In the 1980s the British civil servant Clive Ponting was charged with breaching the British Official Secrets Act. Ponting had given information to an opposition member of parliament which suggested that the Conservative government had lied to the public and to parliament over the circumstances surrounding the sinking of the Argentine cruiser General Belgrano during the 1982 Falklands War between Britain and Argentina. Ponting’s job was to draft parliamentary replies and answers on the sinking of the Belgrano. Whereas the government had argued that the Belgrano had been within the so-called ‘exclusion zone’ surrounding the Falkland Islands and had posed a threat to British lives when it was sunk, Ponting had an internal Ministry of Defence document which suggested that the Belgrano had been sailing out of the exclusion zone when it was attacked. 323 Argentine sailors lost their lives when the Belgrano was sunk.
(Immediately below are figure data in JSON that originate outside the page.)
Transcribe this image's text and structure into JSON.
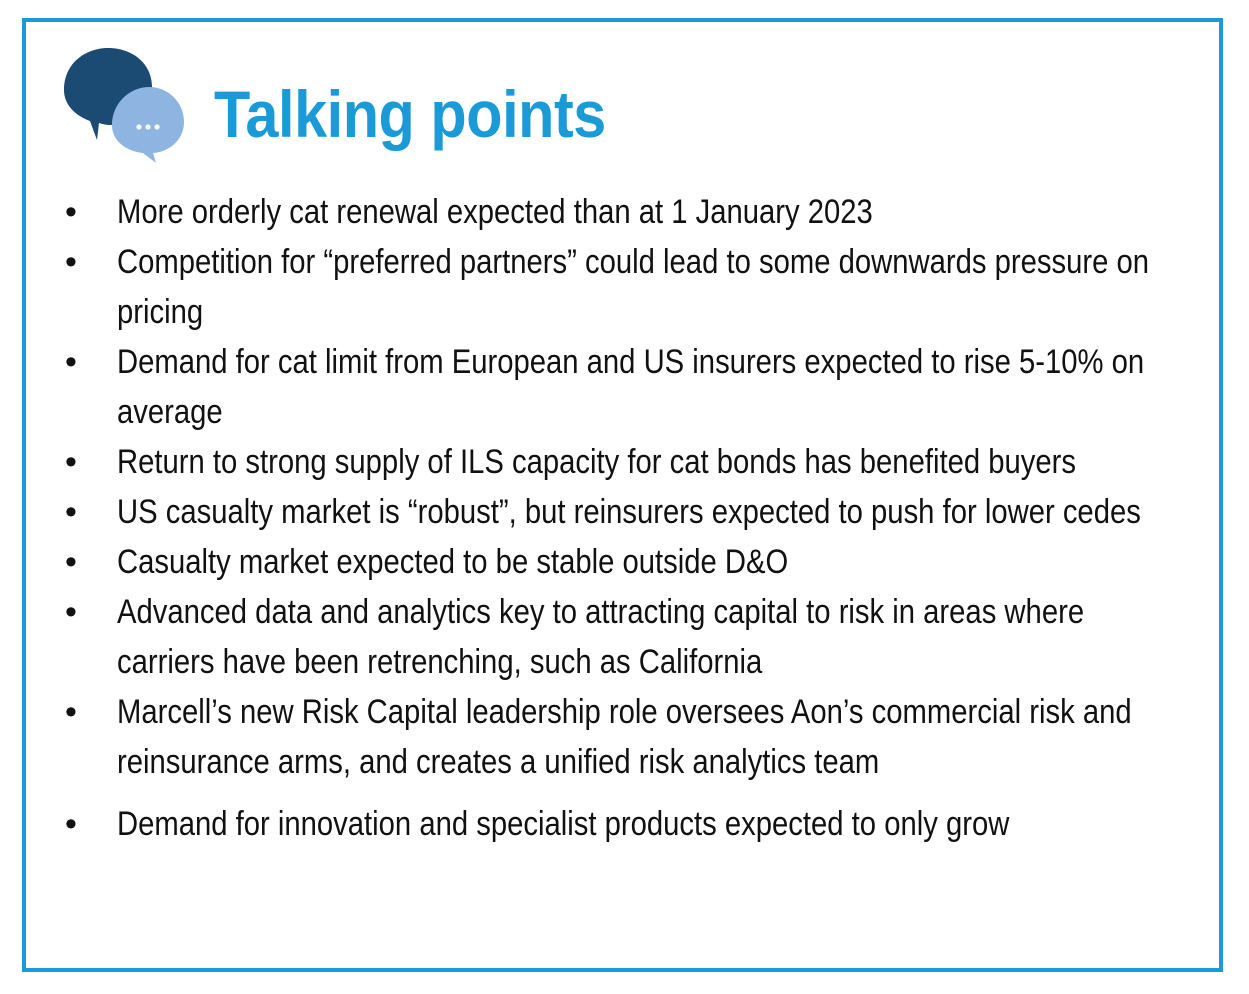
{
  "header": {
    "title": "Talking points",
    "icon": "chat-bubbles-icon"
  },
  "colors": {
    "accent": "#1a9ad6",
    "bubble_dark": "#1b4a73",
    "bubble_light": "#8eb4e1"
  },
  "bullets": [
    "More orderly cat renewal expected than at 1 January 2023",
    "Competition for “preferred partners” could lead to some downwards pressure on pricing",
    "Demand for cat limit from European and US insurers expected to rise 5-10% on average",
    "Return to strong supply of ILS capacity for cat bonds has benefited buyers",
    "US casualty market is “robust”, but reinsurers expected to push for lower cedes",
    "Casualty market expected to be stable outside D&O",
    "Advanced data and analytics key to attracting capital to risk in areas where carriers have been retrenching, such as California",
    "Marcell’s new Risk Capital leadership role oversees Aon’s commercial risk and reinsurance arms, and creates a unified risk analytics team",
    "Demand for innovation and specialist products expected to only grow"
  ],
  "bullet_char": "•"
}
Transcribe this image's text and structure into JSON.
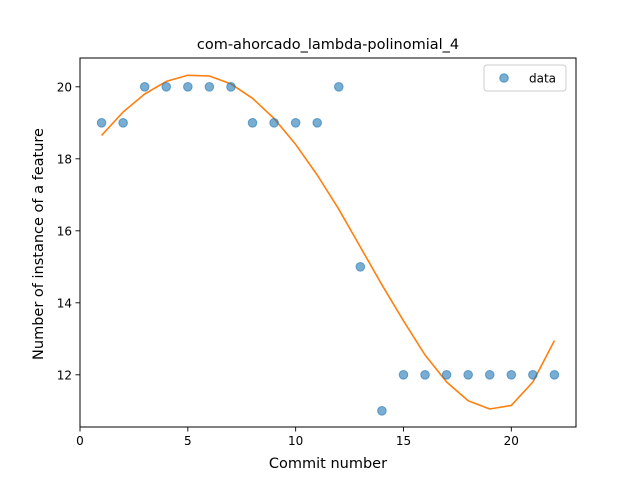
{
  "chart_data": {
    "type": "scatter",
    "title": "com-ahorcado_lambda-polinomial_4",
    "xlabel": "Commit number",
    "ylabel": "Number of instance of a feature",
    "xlim": [
      0,
      23
    ],
    "ylim": [
      10.55,
      20.8
    ],
    "xticks": [
      0,
      5,
      10,
      15,
      20
    ],
    "yticks": [
      12,
      14,
      16,
      18,
      20
    ],
    "grid": false,
    "legend_position": "upper right",
    "series": [
      {
        "name": "data",
        "kind": "scatter",
        "color": "#1f77b4",
        "x": [
          1,
          2,
          3,
          4,
          5,
          6,
          7,
          8,
          9,
          10,
          11,
          12,
          13,
          14,
          15,
          16,
          17,
          18,
          19,
          20,
          21,
          22
        ],
        "y": [
          19,
          19,
          20,
          20,
          20,
          20,
          20,
          19,
          19,
          19,
          19,
          20,
          15,
          11,
          12,
          12,
          12,
          12,
          12,
          12,
          12,
          12
        ]
      },
      {
        "kind": "line",
        "color": "#ff7f0e",
        "x": [
          1,
          2,
          3,
          4,
          5,
          6,
          7,
          8,
          9,
          10,
          11,
          12,
          13,
          14,
          15,
          16,
          17,
          18,
          19,
          20,
          21,
          22
        ],
        "y": [
          18.65,
          19.3,
          19.8,
          20.15,
          20.32,
          20.3,
          20.08,
          19.68,
          19.12,
          18.4,
          17.55,
          16.6,
          15.55,
          14.5,
          13.5,
          12.55,
          11.8,
          11.28,
          11.05,
          11.15,
          11.8,
          12.95
        ]
      }
    ]
  }
}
Ponting believed that the Government was deliberately misleading Parliament on this issue and acted out of a sense of professional conscience in giving the information to the Labour MP Tam Dalyell. The jury found that in giving information to the MP Ponting had not been ‘communicating information to an unauthorised person’ which is illegal. In so doing, they had gone against the advice of the judge who had recommended prosecution. The jury accepted the argument that Ponting had a duty not only to the government of the day but also to parliament as the representative of the public. Do you think that the jury was correct to acquit Ponting or was the judge right in arguing that he had been guilty of communicating official information to an unauthorised person? Consider the wider implications of the argument that officials have a duty to the public rather than the government of the day. Can officials define what is in the public interest? Or is this solely the preserve of governments?